The recent Warner Brothers’ House of Wax, a horror movie in the strictest sense of the word, hit theaters without the benefit of any postmodern armor plating, and as such made a fat pinata for the fourth-string critics who’re always called in to write about thrillers. These ill-informed tastemakers love to squeeze out a sanctimonious sentence or two about Hollywood’s dearth of ideas whenever confronted with a remake, though I don’t think I saw any reviewer who bothered to make the requisite imdb.com trip, which would’ve revealed that Andre De Toth’s well-known 1953 House of Wax was itself a remake of 1933’s Mystery of the Wax Museum by Michael Curtiz, itself a rendition of Charles Belden’s stage story…

That the film was an adroitly-shot inventory of perversities, bustling with inventive murder and anchored by Brian Edmonds’ great, creepy sets, didn’t seem to resonate with writers hung up on the film’s novelty casting of Paris Hilton—never mind that in 25 years she’ll be every bit the kitsch grand-dame as Rejects’ P.J. Soles.
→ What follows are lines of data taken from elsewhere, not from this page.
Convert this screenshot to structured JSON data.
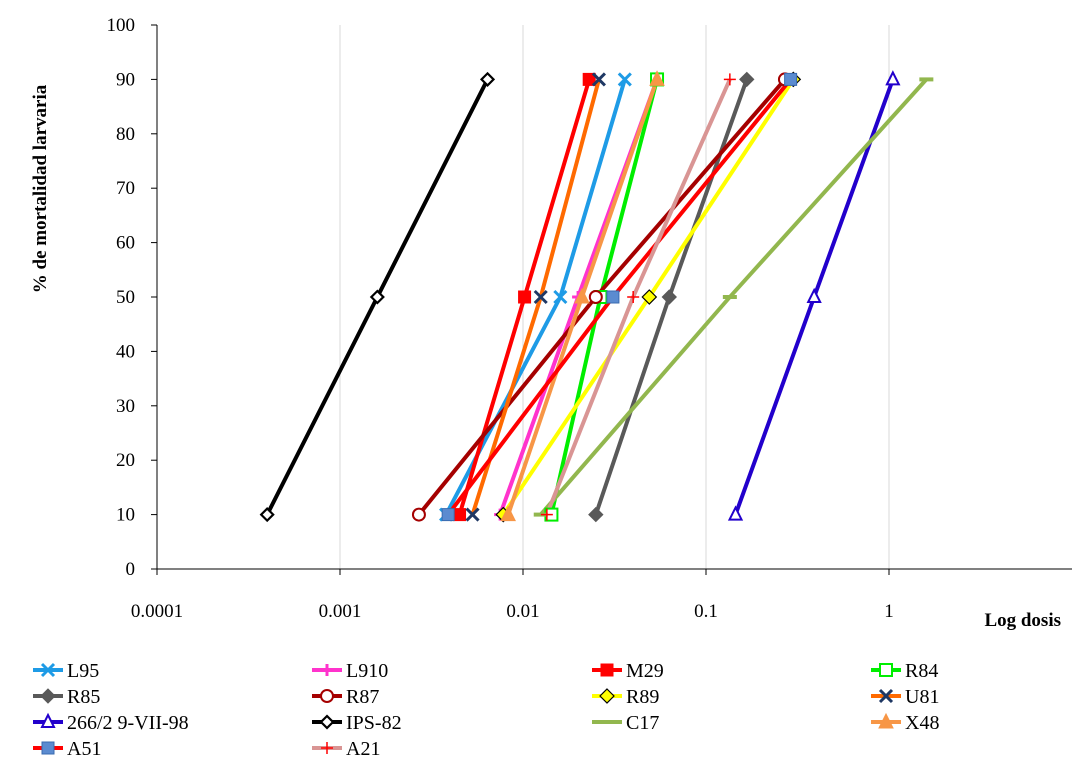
{
  "chart_data": {
    "type": "line",
    "title": "",
    "xlabel": "Log dosis",
    "ylabel": "% de mortalidad larvaria",
    "x_scale": "log",
    "xlim": [
      0.0001,
      10
    ],
    "ylim": [
      0,
      100
    ],
    "x_ticks": [
      0.0001,
      0.001,
      0.01,
      0.1,
      1
    ],
    "x_tick_labels": [
      "0.0001",
      "0.001",
      "0.01",
      "0.1",
      "1"
    ],
    "y_ticks": [
      0,
      10,
      20,
      30,
      40,
      50,
      60,
      70,
      80,
      90,
      100
    ],
    "y_tick_labels": [
      "0",
      "10",
      "20",
      "30",
      "40",
      "50",
      "60",
      "70",
      "80",
      "90",
      "100"
    ],
    "grid": "vertical",
    "legend_position": "bottom",
    "series": [
      {
        "name": "L95",
        "color": "#1e9be6",
        "marker": "x",
        "x": [
          0.0038,
          0.016,
          0.036
        ],
        "y": [
          10,
          50,
          90
        ]
      },
      {
        "name": "L910",
        "color": "#ff33cc",
        "marker": "plus",
        "x": [
          0.0075,
          0.02,
          0.054
        ],
        "y": [
          10,
          50,
          90
        ]
      },
      {
        "name": "M29",
        "color": "#ff0000",
        "marker": "square",
        "x": [
          0.0045,
          0.0102,
          0.023
        ],
        "y": [
          10,
          50,
          90
        ]
      },
      {
        "name": "R84",
        "color": "#00ee00",
        "marker": "square-open",
        "x": [
          0.0143,
          0.0265,
          0.054
        ],
        "y": [
          10,
          50,
          90
        ]
      },
      {
        "name": "R85",
        "color": "#595959",
        "marker": "diamond",
        "x": [
          0.025,
          0.063,
          0.167
        ],
        "y": [
          10,
          50,
          90
        ]
      },
      {
        "name": "R87",
        "color": "#a50000",
        "marker": "circle-open",
        "x": [
          0.0027,
          0.025,
          0.27
        ],
        "y": [
          10,
          50,
          90
        ]
      },
      {
        "name": "R89",
        "color": "#ffff00",
        "marker": "diamond-yellow",
        "x": [
          0.0078,
          0.049,
          0.3
        ],
        "y": [
          10,
          50,
          90
        ]
      },
      {
        "name": "U81",
        "color": "#ff6a00",
        "marker": "x-dark",
        "x": [
          0.0053,
          0.0125,
          0.026
        ],
        "y": [
          10,
          50,
          90
        ]
      },
      {
        "name": "266/2 9-VII-98",
        "color": "#2200cc",
        "marker": "triangle-open",
        "x": [
          0.145,
          0.39,
          1.05
        ],
        "y": [
          10,
          50,
          90
        ]
      },
      {
        "name": "IPS-82",
        "color": "#000000",
        "marker": "diamond-open",
        "x": [
          0.0004,
          0.0016,
          0.0064
        ],
        "y": [
          10,
          50,
          90
        ]
      },
      {
        "name": "C17",
        "color": "#92b74e",
        "marker": "dash",
        "x": [
          0.0125,
          0.135,
          1.6
        ],
        "y": [
          10,
          50,
          90
        ]
      },
      {
        "name": "X48",
        "color": "#f79646",
        "marker": "triangle",
        "x": [
          0.0083,
          0.021,
          0.054
        ],
        "y": [
          10,
          50,
          90
        ]
      },
      {
        "name": "A51",
        "color": "#ff0000",
        "marker": "square-blue",
        "x": [
          0.0039,
          0.031,
          0.29
        ],
        "y": [
          10,
          50,
          90
        ]
      },
      {
        "name": "A21",
        "color": "#d99594",
        "marker": "plus-red",
        "x": [
          0.0135,
          0.04,
          0.135
        ],
        "y": [
          10,
          50,
          90
        ]
      }
    ]
  }
}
The movie’s opening intertitle reads ‘1974,’ introducing a prelude illustrating its villain’s boyhood, but House had the temerity to leave that decade behind, eschewing pop archaeology to attend to the ungrateful business of being a savage, efficient shocker. It’s a horror film in the present tense, and the allusions it does contain—Whatever Happened to Baby Jane? playing at the theater in the small, strange town of Ambrose (a nod to writer Bierce, the author of some potent tales of the bizarre?); an oozing House of Usher finale—are worked into the material, not ostentatiously draped across it. It confirms the life of the genre rather than bronzing it in homage.

_____

I can’t build up too much rancor towards Devil’s Rejects—it succeeds on its own terms, channeling the rottenness and raunch of a gas station bathroom stall or waking up still-stoned and sweaty to blaring classic rock on a hot afternoon. What bothers me is the persistence of critics who flatter their discriminating taste by placing “horror” above horror. When Roger Ebert back-pats Zombie’s “mordantly funny approach to the material” in Rejects, it just goes to illustrate the sad fact that the only way a horror movie can get a break is through the implication that it’s not taking itself, or its genre, too seriously.